TAEBC Executive Director Cortney Piper shared the vital role her legal counsel has played in her entrepreneurial success. She spoke to the role her attorney has had in her business ventures.

“Over the last thirteen years, she’s educated me on how deals and contracts are formed,” said Piper. “I receive contracts from big international companies, and she’s able to assess my risk level and my risk tolerance and offer advice – it’s more helpful than you would ever realize.” 

Several factors play a role in launching one’s startup business – accessing legal resources to bolster the success of a company plays a massive role in the longevity and prosperity of the venture.

A representative from TAEBC member Schneider Electric also spoke at the event. Senior Vice President of The Edge Jean-Louis Stasi shed light on the intricacies of building long-lasting strategic partnerships between a global entity and local startups to accelerate the innovation cycle.

“When you are a startup, you can work with any of our twenty lines of businesses depending on the problem you are trying to solve  and that’s where the action happens,” explained Stasi. “When you are a startup, and you look at a big company like us, find the operating model and how they play – who are the guys that ultimately have a problem that you can solve?” 

Stasi discussed the two key areas of innovation at Schneider: advancement in both at the organization’s core and at The Edge. The innovation on the edge of Schneider serves their interest in expanding partners, investors, incubators, and joint ventures. 

“The purpose at The Edge is to enable organizations to learn about the future, but to adopt technologies and help create a reality of an innovative future,” said Stasi.

Randy Boyd, President of UT, joined the workshop to share his evolutionary narrative of entrepreneurship from his initial electric fence venture to owning baseball franchises.

“It’s good to get failure out of the way early,” said Boyd. “I would encourage you, it’s okay to get out and try your idea …  a lot of times it’s not about the path that you start,  but where you end up.”

When asked about the future of Knoxville in light of the region’s specific local resources, Boyd responded, “We’re the next big deal. I don’t think the collaboration between The Tennessee Valley Authority, Oak Ridge National Lab and UTK has ever been greater. There’s a lot of momentum, we’re at that turning point where amazing things are going to happen here.”

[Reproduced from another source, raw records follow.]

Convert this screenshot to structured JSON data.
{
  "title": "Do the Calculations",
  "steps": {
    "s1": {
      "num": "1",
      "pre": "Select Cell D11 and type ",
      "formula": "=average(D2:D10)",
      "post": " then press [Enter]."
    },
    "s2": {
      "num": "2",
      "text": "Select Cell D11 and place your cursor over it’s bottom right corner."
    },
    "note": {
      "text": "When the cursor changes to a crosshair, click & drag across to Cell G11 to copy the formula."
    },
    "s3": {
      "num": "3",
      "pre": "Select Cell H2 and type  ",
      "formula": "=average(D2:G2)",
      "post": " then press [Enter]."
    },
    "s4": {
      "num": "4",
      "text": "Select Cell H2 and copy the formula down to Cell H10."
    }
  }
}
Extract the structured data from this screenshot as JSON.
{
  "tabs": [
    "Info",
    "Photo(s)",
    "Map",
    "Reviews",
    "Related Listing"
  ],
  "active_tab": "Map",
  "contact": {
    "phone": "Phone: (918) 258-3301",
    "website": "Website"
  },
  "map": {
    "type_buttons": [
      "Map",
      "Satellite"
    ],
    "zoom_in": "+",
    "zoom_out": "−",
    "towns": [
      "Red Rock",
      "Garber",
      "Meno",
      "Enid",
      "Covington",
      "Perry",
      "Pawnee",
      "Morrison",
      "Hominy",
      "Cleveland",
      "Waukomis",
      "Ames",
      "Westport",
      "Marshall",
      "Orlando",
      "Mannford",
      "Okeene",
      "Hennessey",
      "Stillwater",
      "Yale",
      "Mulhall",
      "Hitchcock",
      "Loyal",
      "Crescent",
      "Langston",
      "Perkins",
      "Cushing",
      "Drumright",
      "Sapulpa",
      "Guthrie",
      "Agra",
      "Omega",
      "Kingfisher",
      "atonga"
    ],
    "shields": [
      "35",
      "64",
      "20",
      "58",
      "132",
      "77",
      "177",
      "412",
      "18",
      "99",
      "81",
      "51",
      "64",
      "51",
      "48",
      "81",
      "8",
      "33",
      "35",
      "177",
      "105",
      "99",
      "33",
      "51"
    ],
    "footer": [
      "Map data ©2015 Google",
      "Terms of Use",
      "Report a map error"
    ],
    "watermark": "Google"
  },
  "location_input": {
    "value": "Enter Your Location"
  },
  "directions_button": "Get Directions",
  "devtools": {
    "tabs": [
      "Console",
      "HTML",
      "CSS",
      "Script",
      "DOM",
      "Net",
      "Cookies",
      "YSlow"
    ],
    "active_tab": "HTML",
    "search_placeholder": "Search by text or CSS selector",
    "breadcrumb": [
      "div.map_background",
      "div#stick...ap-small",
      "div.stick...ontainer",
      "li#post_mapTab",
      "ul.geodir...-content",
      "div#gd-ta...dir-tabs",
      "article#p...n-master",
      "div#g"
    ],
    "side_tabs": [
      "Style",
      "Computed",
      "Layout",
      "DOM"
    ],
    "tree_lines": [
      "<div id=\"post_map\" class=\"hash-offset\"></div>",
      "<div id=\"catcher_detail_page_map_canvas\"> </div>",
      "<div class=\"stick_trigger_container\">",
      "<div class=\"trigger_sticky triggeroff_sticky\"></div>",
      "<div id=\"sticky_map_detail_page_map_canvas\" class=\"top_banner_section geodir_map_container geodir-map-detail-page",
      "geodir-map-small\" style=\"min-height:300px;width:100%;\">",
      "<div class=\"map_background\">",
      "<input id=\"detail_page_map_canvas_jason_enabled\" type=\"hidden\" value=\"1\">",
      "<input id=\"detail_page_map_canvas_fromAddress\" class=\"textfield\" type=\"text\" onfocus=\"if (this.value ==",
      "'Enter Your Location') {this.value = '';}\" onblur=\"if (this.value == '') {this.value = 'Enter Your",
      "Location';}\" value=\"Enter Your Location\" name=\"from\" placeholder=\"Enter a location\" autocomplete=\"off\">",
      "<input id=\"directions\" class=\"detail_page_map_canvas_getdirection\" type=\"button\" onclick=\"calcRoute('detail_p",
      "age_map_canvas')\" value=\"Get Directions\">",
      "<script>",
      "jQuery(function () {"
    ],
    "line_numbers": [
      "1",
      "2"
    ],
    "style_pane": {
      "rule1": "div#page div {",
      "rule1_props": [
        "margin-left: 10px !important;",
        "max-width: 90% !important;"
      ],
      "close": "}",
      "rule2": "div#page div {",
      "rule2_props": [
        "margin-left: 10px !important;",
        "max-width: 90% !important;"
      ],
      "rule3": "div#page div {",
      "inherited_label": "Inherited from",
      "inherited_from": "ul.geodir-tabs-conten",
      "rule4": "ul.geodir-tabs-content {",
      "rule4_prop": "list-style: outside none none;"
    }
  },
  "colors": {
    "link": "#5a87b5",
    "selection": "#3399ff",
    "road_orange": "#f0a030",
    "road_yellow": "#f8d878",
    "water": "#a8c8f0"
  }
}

Boyd mentioned the Techstars Industries of the Future Accelerator, which he believes will be integral in bringing new entrepreneurs and companies to the threshold of the three organizations’ resources. 

Gary Rawlings, an Energy Mentor Network mentor and advisor within the Innovation Crossroads Program at ORNL shared the value in engaging large companies as an entrepreneur in order to add to a company’s value chain.

“As trivial as it sounds, you’ve got to do your homework,” said Rawlings. “In order to add value to a product or service, strategic connections are necessary to progress the partnership for a mutually beneficial relationship. Prepare before your pitch, and listen to customers for your business.”

Rawlings’ major advancements came from gleaning insight from the initial consumers of his product – he urged the future entrepreneurs to seek out the same insight from their future stakeholders. 

Insights shared at the event served as a catalyst for future conversations soon to reverberate through the center – illuminating the collaborative efforts at the disposal of Knoxville entrepreneurs to make connections towards fostering their success.